LA GRAINE ET LE MULET de Abdellatif Kechiche (2007)

Slimane est ouvrier sur un chantier naval à Sète. Alors qu’il est proche de la retraite, il est soudainement  licencié. Avec ses économies, il décide de retaper un vieux bateau pour en faire un restaurant avec, à la carte, sa spécialité : le couscous de poisson.

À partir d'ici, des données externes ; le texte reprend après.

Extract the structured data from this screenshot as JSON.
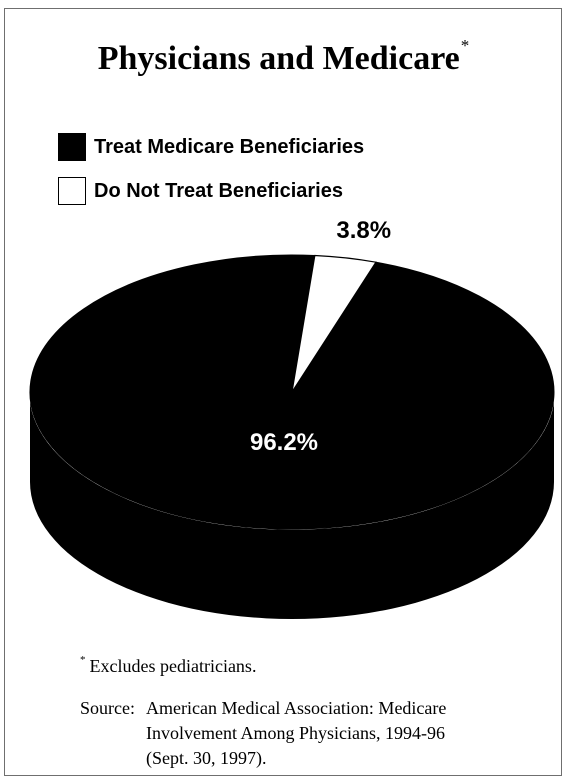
{
  "title": "Physicians and Medicare",
  "title_marker": "*",
  "legend": [
    {
      "label": "Treat Medicare Beneficiaries",
      "color": "#000000"
    },
    {
      "label": "Do Not Treat Beneficiaries",
      "color": "#ffffff"
    }
  ],
  "chart_data": {
    "type": "pie",
    "title": "Physicians and Medicare",
    "slices": [
      {
        "label": "Treat Medicare Beneficiaries",
        "value": 96.2,
        "display": "96.2%",
        "color": "#000000"
      },
      {
        "label": "Do Not Treat Beneficiaries",
        "value": 3.8,
        "display": "3.8%",
        "color": "#ffffff"
      }
    ],
    "legend_position": "top-left",
    "style": "3d"
  },
  "footnote": {
    "marker": "*",
    "text": "Excludes pediatricians."
  },
  "source": {
    "label": "Source:",
    "lines": [
      "American Medical Association: Medicare",
      "Involvement Among Physicians, 1994-96",
      "(Sept. 30, 1997)."
    ]
  }
}
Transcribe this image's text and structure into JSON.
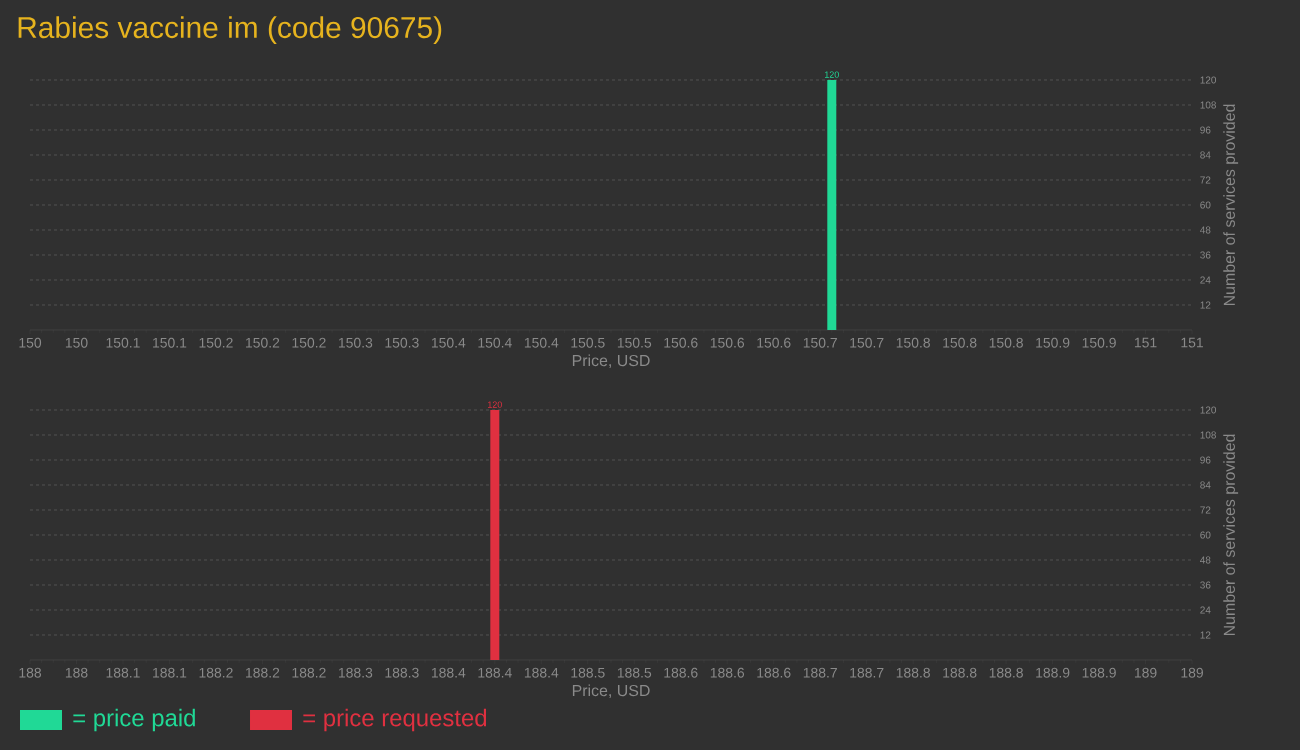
{
  "chart_data": [
    {
      "type": "bar",
      "title": "Rabies vaccine im (code 90675)",
      "xlabel": "Price, USD",
      "ylabel": "Number of services provided",
      "x": [
        150.69
      ],
      "series": [
        {
          "name": "= price paid",
          "color": "#20d996",
          "values": [
            120
          ]
        }
      ],
      "xlim": [
        150,
        151
      ],
      "xticks": [
        {
          "value": 150,
          "label": "150"
        },
        {
          "value": 150.04,
          "label": "150"
        },
        {
          "value": 150.08,
          "label": "150.1"
        },
        {
          "value": 150.12,
          "label": "150.1"
        },
        {
          "value": 150.16,
          "label": "150.2"
        },
        {
          "value": 150.2,
          "label": "150.2"
        },
        {
          "value": 150.24,
          "label": "150.2"
        },
        {
          "value": 150.28,
          "label": "150.3"
        },
        {
          "value": 150.32,
          "label": "150.3"
        },
        {
          "value": 150.36,
          "label": "150.4"
        },
        {
          "value": 150.4,
          "label": "150.4"
        },
        {
          "value": 150.44,
          "label": "150.4"
        },
        {
          "value": 150.48,
          "label": "150.5"
        },
        {
          "value": 150.52,
          "label": "150.5"
        },
        {
          "value": 150.56,
          "label": "150.6"
        },
        {
          "value": 150.6,
          "label": "150.6"
        },
        {
          "value": 150.64,
          "label": "150.6"
        },
        {
          "value": 150.68,
          "label": "150.7"
        },
        {
          "value": 150.72,
          "label": "150.7"
        },
        {
          "value": 150.76,
          "label": "150.8"
        },
        {
          "value": 150.8,
          "label": "150.8"
        },
        {
          "value": 150.84,
          "label": "150.8"
        },
        {
          "value": 150.88,
          "label": "150.9"
        },
        {
          "value": 150.92,
          "label": "150.9"
        },
        {
          "value": 150.96,
          "label": "151"
        },
        {
          "value": 151,
          "label": "151"
        }
      ],
      "ylim": [
        0,
        120
      ],
      "yticks": [
        12,
        24,
        36,
        48,
        60,
        72,
        84,
        96,
        108,
        120
      ],
      "grid": "y",
      "legend": "bottom left",
      "data_labels": true
    },
    {
      "type": "bar",
      "xlabel": "Price, USD",
      "ylabel": "Number of services provided",
      "x": [
        188.4
      ],
      "series": [
        {
          "name": "= price requested",
          "color": "#e03040",
          "values": [
            120
          ]
        }
      ],
      "xlim": [
        188,
        189
      ],
      "xticks": [
        {
          "value": 188,
          "label": "188"
        },
        {
          "value": 188.04,
          "label": "188"
        },
        {
          "value": 188.08,
          "label": "188.1"
        },
        {
          "value": 188.12,
          "label": "188.1"
        },
        {
          "value": 188.16,
          "label": "188.2"
        },
        {
          "value": 188.2,
          "label": "188.2"
        },
        {
          "value": 188.24,
          "label": "188.2"
        },
        {
          "value": 188.28,
          "label": "188.3"
        },
        {
          "value": 188.32,
          "label": "188.3"
        },
        {
          "value": 188.36,
          "label": "188.4"
        },
        {
          "value": 188.4,
          "label": "188.4"
        },
        {
          "value": 188.44,
          "label": "188.4"
        },
        {
          "value": 188.48,
          "label": "188.5"
        },
        {
          "value": 188.52,
          "label": "188.5"
        },
        {
          "value": 188.56,
          "label": "188.6"
        },
        {
          "value": 188.6,
          "label": "188.6"
        },
        {
          "value": 188.64,
          "label": "188.6"
        },
        {
          "value": 188.68,
          "label": "188.7"
        },
        {
          "value": 188.72,
          "label": "188.7"
        },
        {
          "value": 188.76,
          "label": "188.8"
        },
        {
          "value": 188.8,
          "label": "188.8"
        },
        {
          "value": 188.84,
          "label": "188.8"
        },
        {
          "value": 188.88,
          "label": "188.9"
        },
        {
          "value": 188.92,
          "label": "188.9"
        },
        {
          "value": 188.96,
          "label": "189"
        },
        {
          "value": 189,
          "label": "189"
        }
      ],
      "ylim": [
        0,
        120
      ],
      "yticks": [
        12,
        24,
        36,
        48,
        60,
        72,
        84,
        96,
        108,
        120
      ],
      "grid": "y",
      "legend": "bottom left",
      "data_labels": true
    }
  ]
}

Un fils introuvable, une course poursuite improbable pour récupérer une moto, un couscous qui ne vient pas… Jusqu’au bout, Abdellatif Kechiche s’amuse à tourmenter son héros comme il aime titiller l’impatience du spectateur. La Graine et le mulet est un jeu de piste menant vers quelque chose d’irrémédiablement insaisissable. Déjà L’Esquive était animé par un même motif chimérique : Krimo, ado amoureux mais soupirant introverti s’aventurait dans le Jeu de l’amour et du hasard de Marivaux pour séduire tant bien que mal sa dulcinée. Ici, tout comme Krimo, Slimane personnage taciturne, entretient un dialogue désaccordé avec le reste du monde. Mais si face à l’administration, son mutisme est un obstacle à son projet, il peut aussi être un savoureux refuge. Notamment face à une famille qui n’existe plus que par ses cris et ses reproches. Contre une ex-femme jalouse, les crises d’une belle-fille trompée, le mépris des fils trop bien intégrés pour porter de l’attention à leur vieux père, Slimane oppose un silence nécessaire et implacable. Une bulle de sérénité d’une force incroyable même si elle est, chaque fois, malmenée par le suspense du film. Seule Rym (Afsia Herzy), la fille de sa nouvelle compagne, parvient à atteindre cet homme mystérieux et grave. Entre cette graine et ce mulet, il y a une complicité rare, un dialogue vibrant et poétique. La jeune fille agit comme un catalyseur dans la vie de Slimane, elle est une porte d’accès vers un ailleurs plus enviable. Rym, personnage libre, pleine de vie, dont la gourmandise éclate avec bonheur à l’écran, porte ce très beau film de toute sa fraîcheur. Abdellatif Kechiche signe là une petite merveille, une oeuvre à la fois puissante et délicate.